Congress Likely to Rubber Stamp Unremarkable New Budget

DOMINICAN REPUBLIC - Report 27 Oct 2015 by Pavel Isa and Fabricio Gomez

Economic activity continues to grow at a healthy clip, rising an estimated 7.1% in Q3 and 6.7% y/y, with accumulated January to September growth at 6.4%.

Inflation in September reached 0.16%; accumulated inflation for the first nine months of the year stood at 1.33%; and y/y inflation was 0.39%. This latter rate is well below the 2.84% registered in September 2014.

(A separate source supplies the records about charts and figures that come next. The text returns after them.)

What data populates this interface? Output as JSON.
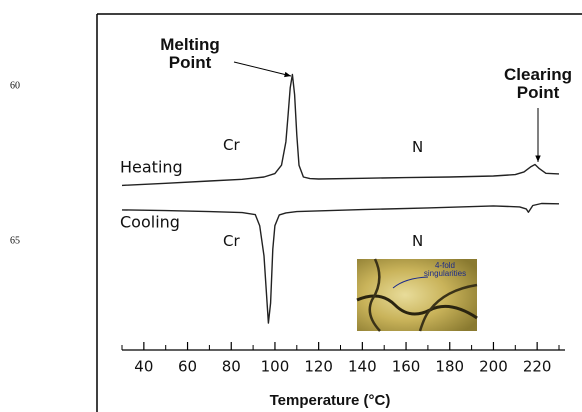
{
  "margin_line_numbers": [
    60,
    65
  ],
  "chart_data": {
    "type": "line",
    "xlabel": "Temperature (°C)",
    "xlim": [
      30,
      230
    ],
    "xticks": [
      40,
      60,
      80,
      100,
      120,
      140,
      160,
      180,
      200,
      220
    ],
    "xminor_ticks": [
      30,
      50,
      70,
      90,
      110,
      130,
      150,
      170,
      190,
      210,
      230
    ],
    "ylim": [
      0,
      100
    ],
    "series": [
      {
        "name": "Heating",
        "color": "#222222",
        "x": [
          30,
          50,
          70,
          85,
          95,
          100,
          103,
          105,
          106,
          107,
          108,
          109,
          110,
          111,
          113,
          116,
          120,
          140,
          160,
          180,
          200,
          210,
          214,
          217,
          219,
          221,
          224,
          230
        ],
        "values": [
          49,
          49.6,
          50.3,
          50.8,
          51.5,
          52.5,
          55,
          62,
          70,
          78,
          82,
          76,
          64,
          55,
          51.5,
          51,
          50.9,
          51.1,
          51.3,
          51.5,
          51.8,
          52.2,
          53,
          54.5,
          55.2,
          54,
          52.6,
          52.4
        ]
      },
      {
        "name": "Cooling",
        "color": "#222222",
        "x": [
          30,
          50,
          70,
          85,
          91,
          93,
          95,
          96,
          97,
          98,
          99,
          100,
          102,
          105,
          110,
          140,
          170,
          200,
          212,
          215,
          216,
          218,
          222,
          230
        ],
        "values": [
          41.7,
          41.5,
          41.2,
          40.9,
          40.3,
          37,
          28,
          18,
          8,
          14,
          30,
          37,
          40.2,
          40.8,
          41.2,
          41.8,
          42.3,
          42.9,
          42.6,
          42,
          41,
          43,
          43.6,
          43.5
        ]
      }
    ],
    "annotations": [
      "Melting Point",
      "Clearing Point",
      "Cr",
      "N",
      "Cr",
      "N",
      "4-fold singularities"
    ]
  }
}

Monetary aggregates are stable. The Central Bank has put aggregates on a stable nominal growth path, with the main policy tool open market operations. As of September 30th, the weighted average lending rate had declined by 62 points, while the deposit rate had fallen by 122 points. This means that the increase seen in August did not mark a trend, but was a temporary rise. The currency also maintained a slight upward trend in September, rising from DOP 45.15 per dollar on the first day of open market operations, to DOP 45.31 at the end of the month.This contrasts with the near-fixed performance in August, when the currency barely devalued.

The 2016 budget President Danilo Medina proposed to Congress is very similar to the 2015 approved budget, as if the president were purposely avoiding any change, or any increase to strengthen a particular policy. Creativity and innovation are glaringly absent. We expect Congress to approve this bill without significant changes.

Projected revenues are up 7.7% from 2015, while spending is expected to rise 6.9%. The target deficit was set at DOP 75.9 billion, or 2.3% of GDP, roughly flat on 2015. Financial sources are proposed to total $3.67 billion. This is only 1.3% less than projected for 2015. Financial applications are estimated at $2.062 billion, vs. 2.223 billion this year. In net terms, the debt for the NFPS will increase by $1.607 billion, bringing total debt to over $25.5 billion, equivalent to 37.4% of GDP. Primary spending is proposed to increase by just 2%, and as a percentage of GDP, would decline from 14.8% to 14.4%.

The Haitian ban on imports over the border is already in effect, and is expected to affect both Haiti and the Dominican Republic significantly. About $487 million per year in average exports (2012-2014) were subject to the ban. This is equivalent to 41.7% of all Dominican exports to Haiti; to 5.8% of total exports to all destinations; and to 13% of imports from Haiti.